The job is done by hypervisors and, as you might have guessed by now, this is the technology that all clouds are built on.

Nowadays, VMware caters to the needs of more than half a million enterprise clients. Their specialty is private and hybrid cloud solutions that allow businesses to make the most out of on-premise networks and, where available, public cloud resources. The company is acknowledged as an industry leader in terms of technology and quality of service.

Although Gartner initially forecasted that the virtualization market plateaued, they’ve since revised their estimates as a result of surprising cloud and edge growth. If I have anything to say in terms of who builds and manages my cloud, I’d rather it be the people who participated in the development of this technology in the first place.


The American multinational Hewlett Packard Enterprises ties VMware for the lead of the private cloud segment. The group recently overhauled its GreenLake cloud services to be an all-in-one solution for companies pursuing a digital transformation.

From containers and VMs to data protection, machine learning, and even edge services, the managed cloud from HPE will simplify and integrate your IT infrastructure. More often than not, the lack of a strategy for holistic digital transformations results in organizations running two separate IT models. 

Instead of an integrated, seamless framework, companies end up with a legacy and a cloud one, which kind of defeats the purpose of cloud. Admittedly more expensive than VMware, HPE does have the potential to save you a lot in the long run. Furthermore, it provides advanced cloud computing services that are not available with its pole-position competitor.

Incomplete cloud adoption happens more often than you think. McKinsey Digital shows the average enterprise achieves less than 20% cloud adoption (public or private). Rather than reduce IT costs and give you the flexibility you need to scale processes, a half-hearted transition to cloud will achieve the opposite.

The HPE goes the extra mile in order to ensure that legacy systems are moved into your private or hybrid cloud. This is a crucial, yet often overlooked step and it usually hits companies later on, when non-cloud apps and workloads turn into complex obstacles or, worse yet, organizational silos. 


In terms of revenue and market capitalization, Oracle is consistently one of the largest companies in the world. Its entire business is built on software, particularly database management. However, towards the late 2010s, the organization expanded its IaaS and PaaS product lines.

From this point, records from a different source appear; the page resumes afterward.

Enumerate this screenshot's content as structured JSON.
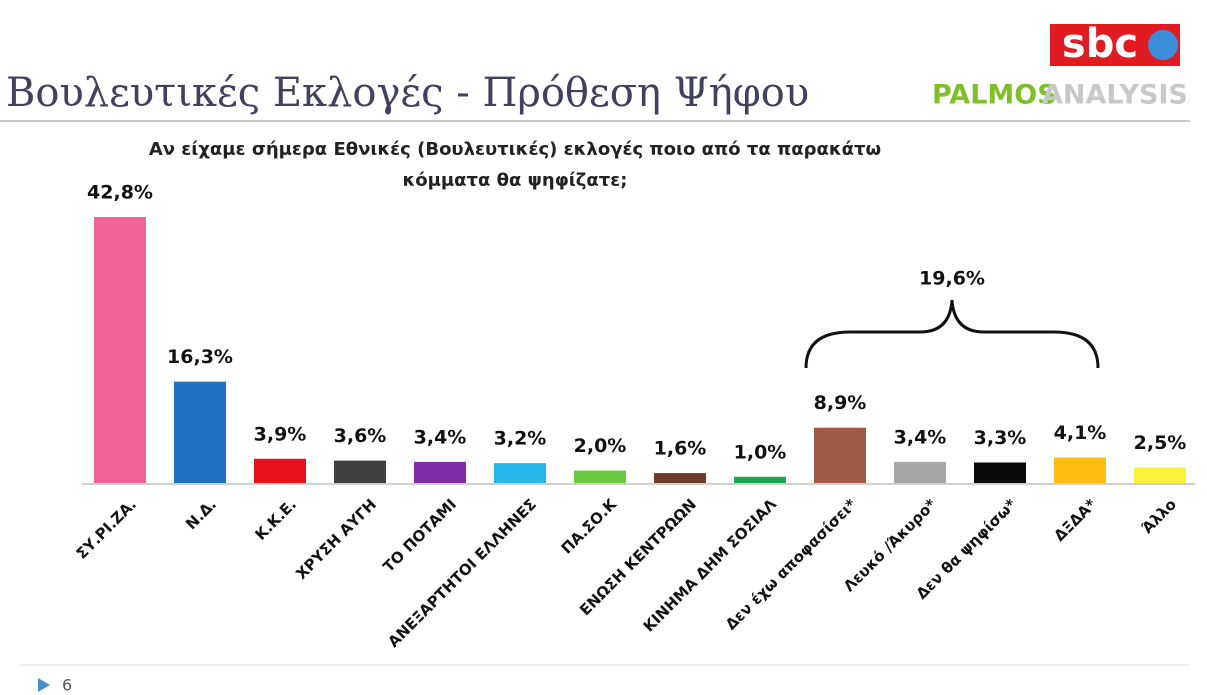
{
  "chart_data": {
    "type": "bar",
    "title": "Βουλευτικές Εκλογές - Πρόθεση Ψήφου",
    "subtitle": [
      "Αν είχαμε σήμερα Εθνικές (Βουλευτικές) εκλογές ποιο από τα παρακάτω",
      "κόμματα θα ψηφίζατε;"
    ],
    "logos": [
      "sbc",
      "PALMOS",
      "ANALYSIS"
    ],
    "page_number": "6",
    "annotation": "19,6%",
    "categories": [
      "ΣΥ.ΡΙ.ΖΑ.",
      "Ν.Δ.",
      "Κ.Κ.Ε.",
      "ΧΡΥΣΗ ΑΥΓΗ",
      "ΤΟ ΠΟΤΑΜΙ",
      "ΑΝΕΞΑΡΤΗΤΟΙ ΕΛΛΗΝΕΣ",
      "ΠΑ.ΣΟ.Κ",
      "ΕΝΩΣΗ ΚΕΝΤΡΩΩΝ",
      "ΚΙΝΗΜΑ ΔΗΜ ΣΟΣΙΑΛ",
      "Δεν έχω αποφασίσει*",
      "Λευκό /Άκυρο*",
      "Δεν θα ψηφίσω*",
      "ΔΞΔΑ*",
      "Άλλο"
    ],
    "values": [
      42.8,
      16.3,
      3.9,
      3.6,
      3.4,
      3.2,
      2.0,
      1.6,
      1.0,
      8.9,
      3.4,
      3.3,
      4.1,
      2.5
    ],
    "value_labels": [
      "42,8%",
      "16,3%",
      "3,9%",
      "3,6%",
      "3,4%",
      "3,2%",
      "2,0%",
      "1,6%",
      "1,0%",
      "8,9%",
      "3,4%",
      "3,3%",
      "4,1%",
      "2,5%"
    ],
    "colors": [
      "#f0649a",
      "#1f6fc2",
      "#e8101c",
      "#404040",
      "#7e2fa6",
      "#27b6ea",
      "#6cc942",
      "#6b3b2c",
      "#1aa552",
      "#a05a45",
      "#a6a6a6",
      "#0a0a0a",
      "#fdbd10",
      "#fbf33a"
    ]
  }
}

Although Oracle is relatively new to the cloud industry, the multinational famously bought the very first cloud company, NetSuite. At present, Oracle’s strength in the cloud market is its Private Cloud Appliance (or PCA). This is an integrated infrastructure system designed for the rapid deployment of cloud platforms. And when they say rapid, they mean it.

Unlike most other cloud solutions, Oracle’s PCA supports the live migration of legacy systems. Despite the fact that it enables significant savings on Oracle licensing for its database management system, professionals indicate that the technology is currently falling behind what you can get with VMware or Azure Stack. 

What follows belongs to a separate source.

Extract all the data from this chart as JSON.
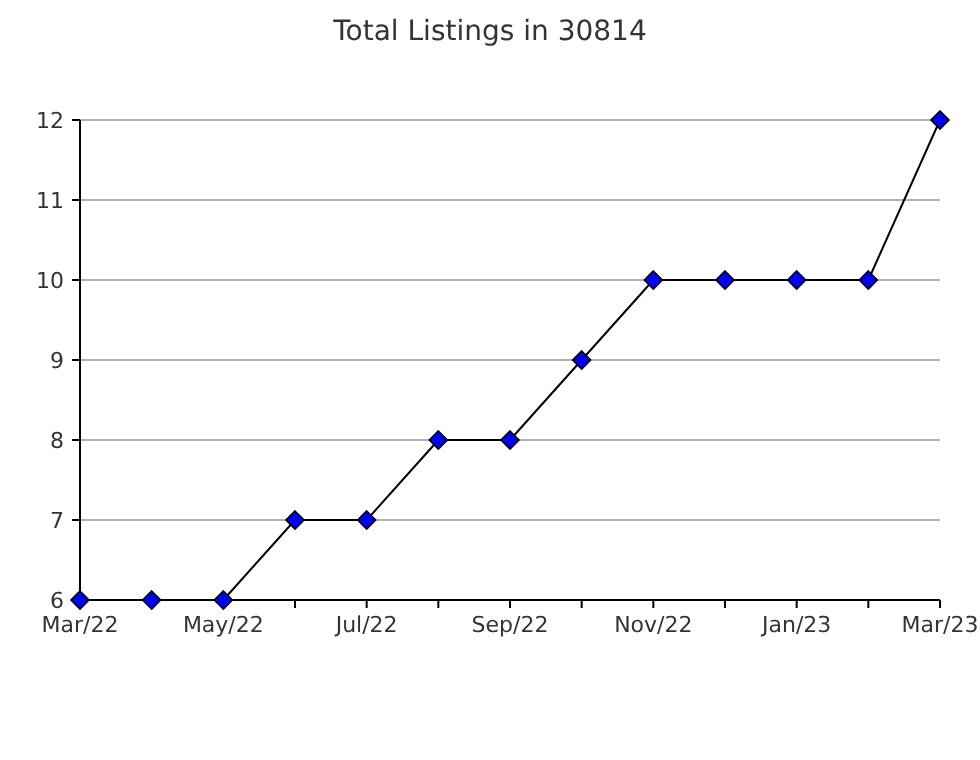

The good news is that Oracle will give you an effortless transition into the cloud, since it has a robust out-of-the-box package that includes hardware, firmware, and software. The initial setup is straightforward, but continuous management likely won’t be.

Overall, the PCA could do with a revamped interface that has more of the automation tools that are leveraged by the competition. Knowing Oracle, the organization probably started an overhaul as we speak.

Get Your Private Cloud Today

Due to a multitude of hybrid solutions, private clouds have become more affordable. Despite the relatively low adoption of cloud technologies throughout the business world, transitioning to such platforms is easier and more straightforward. 

In fact, starting up as a born-digital enterprise is easier and cheaper than ever, as the majority of cloud services offer tailor-made compliance and turnkey packages to fit every budget and context. 

Currently, these are three of the best private cloud solutions on the market that will help you see your digital transformation through, but who knows that the future holds?